Costumes
The Throbbits
It was the lush rolling hills of Hobbiton that gave us the inspiration to make our Throbbiton a massive golf course. With that in mind, we looked through pictures of old time golfers at the turn of the century. Instead of large, naked, hairy feet, we went with Argyle socks and gigantic golf spats.
For Frudo we definitely wanted him to look spittingly like Frodo, and luckily our lead actor Bryce Cone bears a good resemblance to Elijah Wood, big blue eyes and all. So we gave him a very curly wig (one recommended on a LOTR costume site) and voila! His was the first costume Tim designed for the film with a few trips to Good Will. We were very pleased with the plaid brown coat which looked great and fit perfectly.

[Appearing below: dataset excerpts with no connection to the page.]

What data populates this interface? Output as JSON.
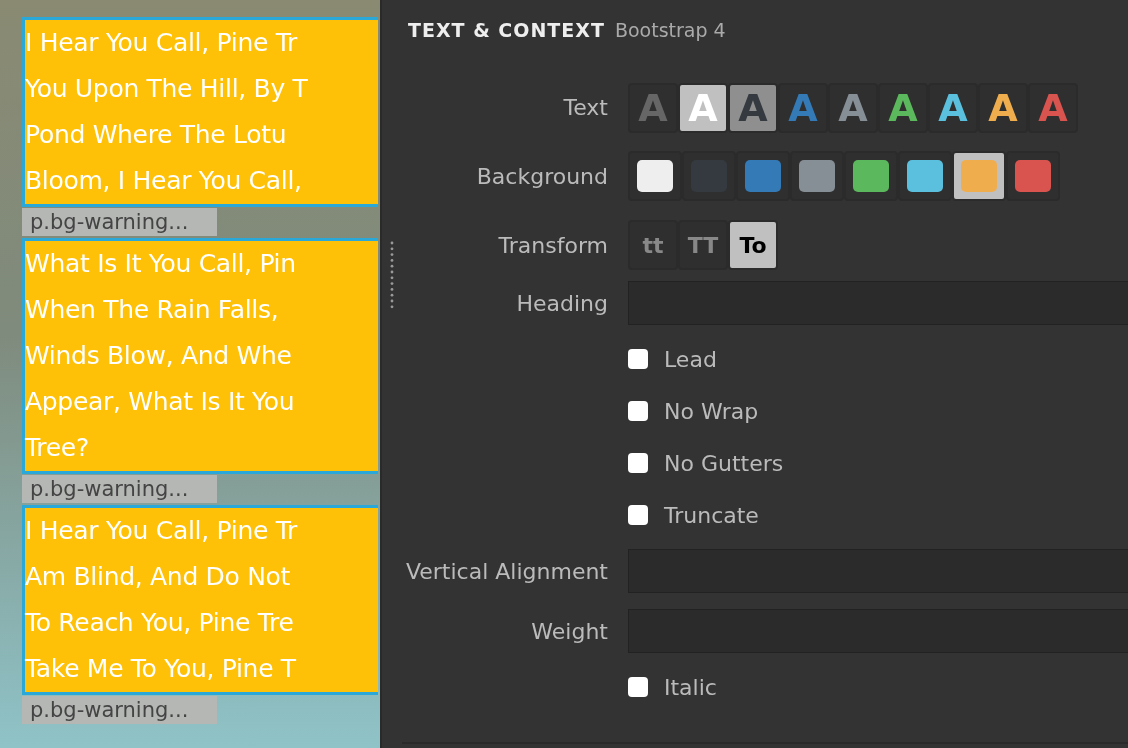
{
  "preview": {
    "paragraphs": [
      {
        "lines": [
          "I Hear You Call, Pine Tr",
          "You Upon The Hill, By T",
          "Pond Where The Lotu",
          "Bloom, I Hear You Call,"
        ],
        "tag": "p.bg-warning..."
      },
      {
        "lines": [
          "What Is It You Call, Pin",
          "When The Rain Falls,",
          "Winds Blow, And Whe",
          "Appear, What Is It You",
          "Tree?"
        ],
        "tag": "p.bg-warning..."
      },
      {
        "lines": [
          "I Hear You Call, Pine Tr",
          "Am Blind, And Do Not",
          "To Reach You, Pine Tre",
          "Take Me To You, Pine T"
        ],
        "tag": "p.bg-warning..."
      }
    ]
  },
  "panel": {
    "title": "TEXT & CONTEXT",
    "subtitle": "Bootstrap 4",
    "rows": [
      {
        "kind": "text-colors",
        "label": "Text",
        "options": [
          {
            "letter": "A",
            "color": "#666666",
            "selected": false
          },
          {
            "letter": "A",
            "color": "#ffffff",
            "selected": true
          },
          {
            "letter": "A",
            "color": "#343a40",
            "selected": false
          },
          {
            "letter": "A",
            "color": "#337ab7",
            "selected": false
          },
          {
            "letter": "A",
            "color": "#868e96",
            "selected": false
          },
          {
            "letter": "A",
            "color": "#5cb85c",
            "selected": false
          },
          {
            "letter": "A",
            "color": "#5bc0de",
            "selected": false
          },
          {
            "letter": "A",
            "color": "#f0ad4e",
            "selected": false
          },
          {
            "letter": "A",
            "color": "#d9534f",
            "selected": false
          }
        ]
      },
      {
        "kind": "bg-colors",
        "label": "Background",
        "options": [
          {
            "color": "#eeeeee",
            "selected": false
          },
          {
            "color": "#343a40",
            "selected": false
          },
          {
            "color": "#337ab7",
            "selected": false
          },
          {
            "color": "#868e96",
            "selected": false
          },
          {
            "color": "#5cb85c",
            "selected": false
          },
          {
            "color": "#5bc0de",
            "selected": false
          },
          {
            "color": "#f0ad4e",
            "selected": true
          },
          {
            "color": "#d9534f",
            "selected": false
          }
        ]
      },
      {
        "kind": "transform",
        "label": "Transform",
        "options": [
          {
            "label": "tt",
            "selected": false
          },
          {
            "label": "TT",
            "selected": false
          },
          {
            "label": "To",
            "selected": true
          }
        ]
      },
      {
        "kind": "select",
        "label": "Heading"
      },
      {
        "kind": "checkbox",
        "label": "Lead",
        "checked": false
      },
      {
        "kind": "checkbox",
        "label": "No Wrap",
        "checked": false
      },
      {
        "kind": "checkbox",
        "label": "No Gutters",
        "checked": false
      },
      {
        "kind": "checkbox",
        "label": "Truncate",
        "checked": false
      },
      {
        "kind": "select",
        "label": "Vertical Alignment"
      },
      {
        "kind": "select",
        "label": "Weight"
      },
      {
        "kind": "checkbox",
        "label": "Italic",
        "checked": false
      }
    ]
  }
}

With Ham's reddish wig, we wanted a definite rosy-cheeked Irish feel to him. Actor James Flannery even has quite an Irish name to him and he pulled off the look very well. So we picked up a traditional-looking Scottish cap and designed his costume with browns, reds and yellows. Finding a coat in the actor's size at Good Will was a challenge and we settled on a coat we already had in our costume collection, complete with elbow patches.
The Elfises
An obvious play on Elf and Elvis, the Elfises were designed to be a recognizable hybrid of both idea. They needed glitz and a real Vegas feel yet needed to have a very streamlined elf sensibility about them.
Tim whipped up a sketch for Legoblocks based off pictures of The King and Orlando Bloom as Legolas. Through a LOTR Yahoo costume forum he found several designers and costume builders, one of who was Cassie Jo Buss who built Legoblock's tunic. Since Cassie lived out of town, Trisha and Tim fitted the actor Shayne Golden and built his boots and cape. Unfortunately Tim cut the tunic a wee bit too short in front so poor Shayne was constantly trying to hide his package wrapped in white tights throughout the film.
Designer Cassie Jo built Femowen's dress which, to our amazement, fit perfectly. Since it was built without a single fitting and only through e-mail giving measurements, we were sure when actress Victoria Floro tried it on the day before her shoot (she came in from Chicago) we'd be doomed. But it fit like a glove. And even as a bonus, we found a beautiful blood red cloak at Fun F/X to go with it, which Victoria even sprung for if she could keep it.
The Dweebs
The idea was to make the Dweebs dwarven computer geeks since they are socially inept and live underground, in their parents' basements to be exact.
Tim made a Gimpi sketch, and so did another designer he met online who was building the costume. Unfortunately, the costume arrived in the mail several days AFTER Gimpi's scenes were film. Yeah…. so that meant Tim was building it the night before, running to Joann Fabrics and sewing and gluing floppy disks to the tunic. The wig we used was one used before in our sitcom "Nobody's Listening" in an episode where Tim played "Weird Al" Yankovic. The beard came from Fun F/X and Sean had his own moustache that we darkended to match.
The Wizard
We wanted to create a real hobo kind of feel to Randolf and stay with the grey look of the original Gandolf. We were so lucky to meet Janice Bennet online who is a LOTR freak who designs and builds phenomenal costumes. Randolf is a central character and needed extra special care so Janice really took hold and did an awesome job.
She did three costumes for Randolf: the Grey, the White, and the Hawaiian.
For Randolf the Grey she came up with several designs after Tim send her a few concept sketches of his own. She lived in Indy and was close enough to do several fittings with David Kiefer and she even worked on it at a promotional booth we set up at South Bend's Summer in the City in June 2003. The hat was the most complex, but it was well worth it.
The Nosedrool
Tim and James created the original designs and mock-up for the noses, making the first rough versions from newspapers coated in buttermilk pancake mix. Ian went from there carving new versions from foam, coating them in latex followed by airbrushing.
Sweetandsourman & Assistants
Tim drew the concept sketch and Ian filled in the color at an art meeting, staying aware that we couldn't include green in the costume because of the green screen. So we decided on black, white, red and a somewhat greenish gold. Tara took the design and then created an outstanding costume. She also created the look for Sweetandsourman's three assistants and Trisha created her own chicken bucket lampshade hat costume for the waitress she was playing.